Getting back from that took me a while.

By the time I went to college I was no more than averagely introverted, but I was still a weird kid, no doubt. It took Carter Wallace to pull me out of my cockroach hole. Everyone wanted to be his friend and no one much wanted to be mine, which was why I was alone one day on the lawn in front of the band shell, holding a directional mic mounted in a homemade parabolic reflector, a configuration that was allowing me to listen, with impressive clarity, to conversations taking place all the way at the other end of the lawn by the library. I was eavesdropping on a picnic, a bunch of drama students updating each other on the gossip, shrieking with attention-seeking laughter every thirty to forty-five seconds, loud enough to cause clipping. Clearly what I was doing was objectively creepy. I didn’t much care. Fuck humanity, was my basic position at that point. The conversation was banal: my work your ex incredibly moving hooked up needs to check his privilege blah blah blah. For my purposes, the content was irrelevant. It was just a sound source, so I could test the equipment. It might as well have been birdsong. I was really happy that the reflector—which I’d made myself out of an old satellite dish—was working so well. I lowered the gain and the meter stopped peaking when the people laughed. Just then, I felt a touch on my shoulder and found Carter standing behind me with a stoned half-smile on his face.

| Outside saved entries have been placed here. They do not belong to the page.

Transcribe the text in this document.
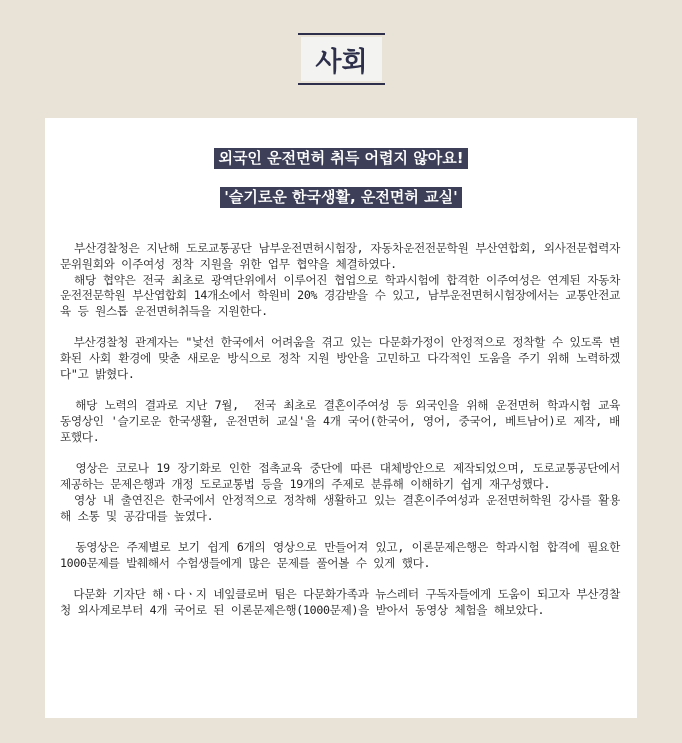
사회
외국인 운전면허 취득 어렵지 않아요!
'슬기로운 한국생활, 운전면허 교실'

부산경찰청은 지난해 도로교통공단 남부운전면허시험장, 자동차운전전문학원 부산연합회, 외사전문협력자문위원회와 이주여성 정착 지원을 위한 업무 협약을 체결하였다.
해당 협약은 전국 최초로 광역단위에서 이루어진 협업으로 학과시험에 합격한 이주여성은 연계된 자동차운전전문학원 부산엽합회 14개소에서 학원비 20% 경감받을 수 있고, 남부운전면허시험장에서는 교통안전교육 등 원스톱 운전면허취득을 지원한다.

부산경찰청 관계자는 "낯선 한국에서 어려움을 겪고 있는 다문화가정이 안정적으로 정착할 수 있도록 변화된 사회 환경에 맞춘 새로운 방식으로 정착 지원 방안을 고민하고 다각적인 도움을 주기 위해 노력하겠다"고 밝혔다.

해당 노력의 결과로 지난 7월,  전국 최초로 결혼이주여성 등 외국인을 위해 운전면허 학과시험 교육 동영상인 '슬기로운 한국생활, 운전면허 교실'을 4개 국어(한국어, 영어, 중국어, 베트남어)로 제작, 배포했다.

영상은 코로나 19 장기화로 인한 접촉교육 중단에 따른 대체방안으로 제작되었으며, 도로교통공단에서 제공하는 문제은행과 개정 도로교통법 등을 19개의 주제로 분류해 이해하기 쉽게 재구성했다.
영상 내 출연진은 한국에서 안정적으로 정착해 생활하고 있는 결혼이주여성과 운전면허학원 강사를 활용해 소통 및 공감대를 높였다.

동영상은 주제별로 보기 쉽게 6개의 영상으로 만들어져 있고, 이론문제은행은 학과시험 합격에 필요한 1000문제를 발췌해서 수험생들에게 많은 문제를 풀어볼 수 있게 했다.

다문화 기자단 해ㆍ다ㆍ지 네잎클로버 팀은 다문화가족과 뉴스레터 구독자들에게 도움이 되고자 부산경찰청 외사계로부터 4개 국어로 된 이론문제은행(1000문제)을 받아서 동영상 체험을 해보았다.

I knew who he was, of course. Blond beard plaited into a sort of fashionable rope, no shirt and a tattoo of Mexican calaveras on his chest. I assumed, with a sinking feeling, that this hipster Jesus was something to do with the trendy crowd of picnickers and was about to kick my ass for spying on his girlfriend, something of that kind. Instead he asked me about the reflector and seemed to understand at least some of the technical language I used in my explanation. I found myself giving him the headphones so he could listen. He told me the reflector was “sick,” and though this was hardly an incisive remark, it made me feel as if I’d won an award. Then, to my frank astonishment, he suggested we go back to his dorm room and listen to music.